I was head over heels about the characters and story of Norman’s MY DARLING DETECTIVE, so I was drawn to this as well. A very different story, of course, and quite noir-ish. In this, he tackles several themes—my favorite being how memories identify us, color us in, or leave us more blank than we want to be. Memories and missing. But Norman also grapples with grief, fertility, marriage, loss, and the whole poetry of life (and there is poetry!).
During the opening pages, we learn that Simon, an underrated writer who died a few years ago, still inhabits the farmhouse in East Calais, Vermont (where Howard Norman lives), where he lived with his wife, Lorca, an artist who creates Emily Dickinson-inspired paintings. Still mourning Simon’s loss and some unresolved feelings, she sells to a couple, Muriel and Zachary. But Simon, the “stenographer” of death, still inhabits the house, mainly the library, and often inadvertently sets off the security alarm, signaling "Motion in Library."
The title refers to an alleged clause in Vermont concerning the sale of homes. If the house is haunted, you must disclose that to potential buyers. There’s a missing child, and one of the buyers is Zachary, a detective newly hired at the very small but prestigious Green Mountain Detective Agency. He becomes obsessed with the case and finding Corrine, the little girl, a moth-loving eleven-year-old with autism. His wife, Muriel, translates Japanese poetry, particularly of a (fictional) poet that uses parenthesis to declare his most intimate and romantic sentiments. Muriel embraces and mimics these parenthetical poems to flirt with Zachary, but also because it is the subject of her book. But, they, too, have some unresolved issues. The missing and missing pieces flourish in meaning.

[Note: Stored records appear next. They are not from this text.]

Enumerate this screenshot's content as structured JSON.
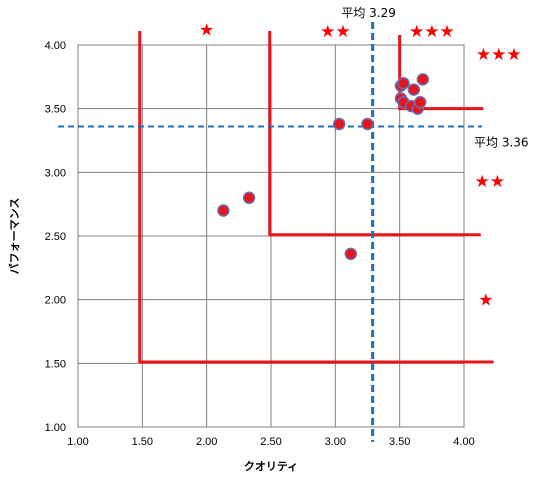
{
  "chart_data": {
    "type": "scatter",
    "xlabel": "クオリティ",
    "ylabel": "パフォーマンス",
    "xlim": [
      1.0,
      4.0
    ],
    "ylim": [
      1.0,
      4.0
    ],
    "x_ticks": [
      "1.00",
      "1.50",
      "2.00",
      "2.50",
      "3.00",
      "3.50",
      "4.00"
    ],
    "y_ticks": [
      "1.00",
      "1.50",
      "2.00",
      "2.50",
      "3.00",
      "3.50",
      "4.00"
    ],
    "grid": true,
    "points": [
      {
        "x": 2.13,
        "y": 2.7
      },
      {
        "x": 2.33,
        "y": 2.8
      },
      {
        "x": 3.03,
        "y": 3.38
      },
      {
        "x": 3.25,
        "y": 3.38
      },
      {
        "x": 3.12,
        "y": 2.36
      },
      {
        "x": 3.51,
        "y": 3.68
      },
      {
        "x": 3.53,
        "y": 3.7
      },
      {
        "x": 3.61,
        "y": 3.65
      },
      {
        "x": 3.68,
        "y": 3.73
      },
      {
        "x": 3.51,
        "y": 3.58
      },
      {
        "x": 3.53,
        "y": 3.55
      },
      {
        "x": 3.59,
        "y": 3.52
      },
      {
        "x": 3.64,
        "y": 3.5
      },
      {
        "x": 3.66,
        "y": 3.55
      }
    ],
    "point_color": "#e8141c",
    "point_edge_color": "#6a6fb0",
    "averages": {
      "x": 3.29,
      "y": 3.36,
      "x_label": "平均 3.29",
      "y_label": "平均 3.36",
      "color": "#1f6fb5"
    },
    "rank_lines_color": "#e8141c",
    "rank_lines": [
      {
        "x": 1.48,
        "y_top": 4.11,
        "y_floor": 1.51,
        "x_end": 4.23
      },
      {
        "x": 2.49,
        "y_top": 4.11,
        "y_floor": 2.51,
        "x_end": 4.13
      },
      {
        "x": 3.5,
        "y_top": 4.08,
        "y_floor": 3.5,
        "x_end": 4.15
      }
    ],
    "star_color": "#ff0000",
    "star_glyph": "★",
    "star_marks": [
      {
        "text": "★",
        "x": 2.0,
        "y": 4.12
      },
      {
        "text": "★★",
        "x": 3.0,
        "y": 4.11
      },
      {
        "text": "★★★",
        "x": 3.75,
        "y": 4.11
      },
      {
        "text": "★★★",
        "x": 4.27,
        "y": 3.93
      },
      {
        "text": "★★",
        "x": 4.2,
        "y": 2.93
      },
      {
        "text": "★",
        "x": 4.17,
        "y": 2.0
      }
    ]
  }
}
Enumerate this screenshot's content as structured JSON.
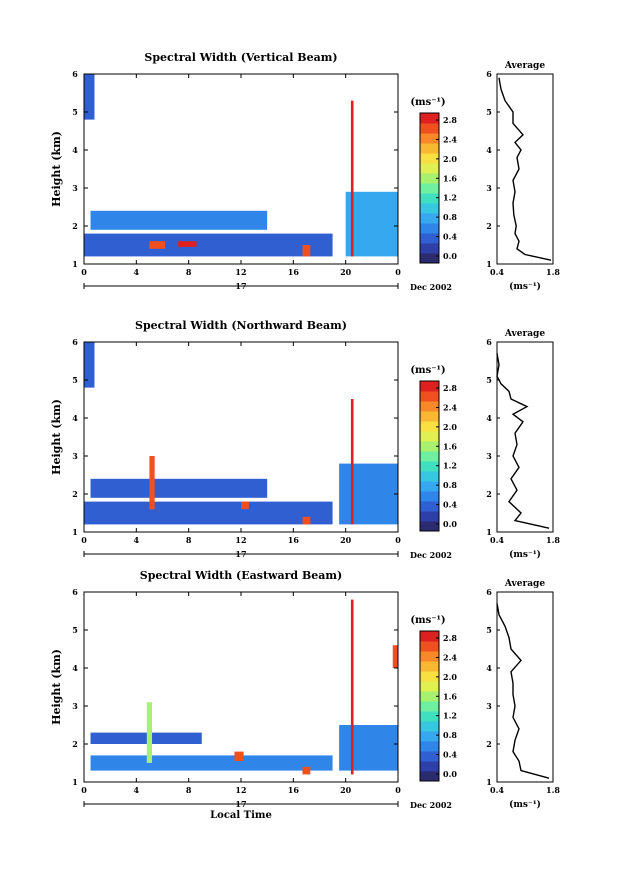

In fact, most of the novel has a kind of flirty voice to it--even when Simon is trying to be mordant, there is a light but poignant touch to his portrait as the pining dead. Memories and the missing. In totality, the primary thrust of the novel is Simon’s ghostly narration of memories and how his marriage to Lorca reflects and refracts Muriel and Zach’s marriage, and those unresolved pieces so relatable to readers and writers alike. I’m just sharing a brief overview of the theme that touched me the most. Simon says:
“…I was envious of people with repressed memories. Well, now, as memories arrive one after the next, I feel I am becoming almost entirely composed of them…I’, standing in a field out back and my own private drive-in movie screen is there and I have no choice as to which moments in the past are projected onto it.” And, oh, what fuss this can cause to someone stuck between two worlds!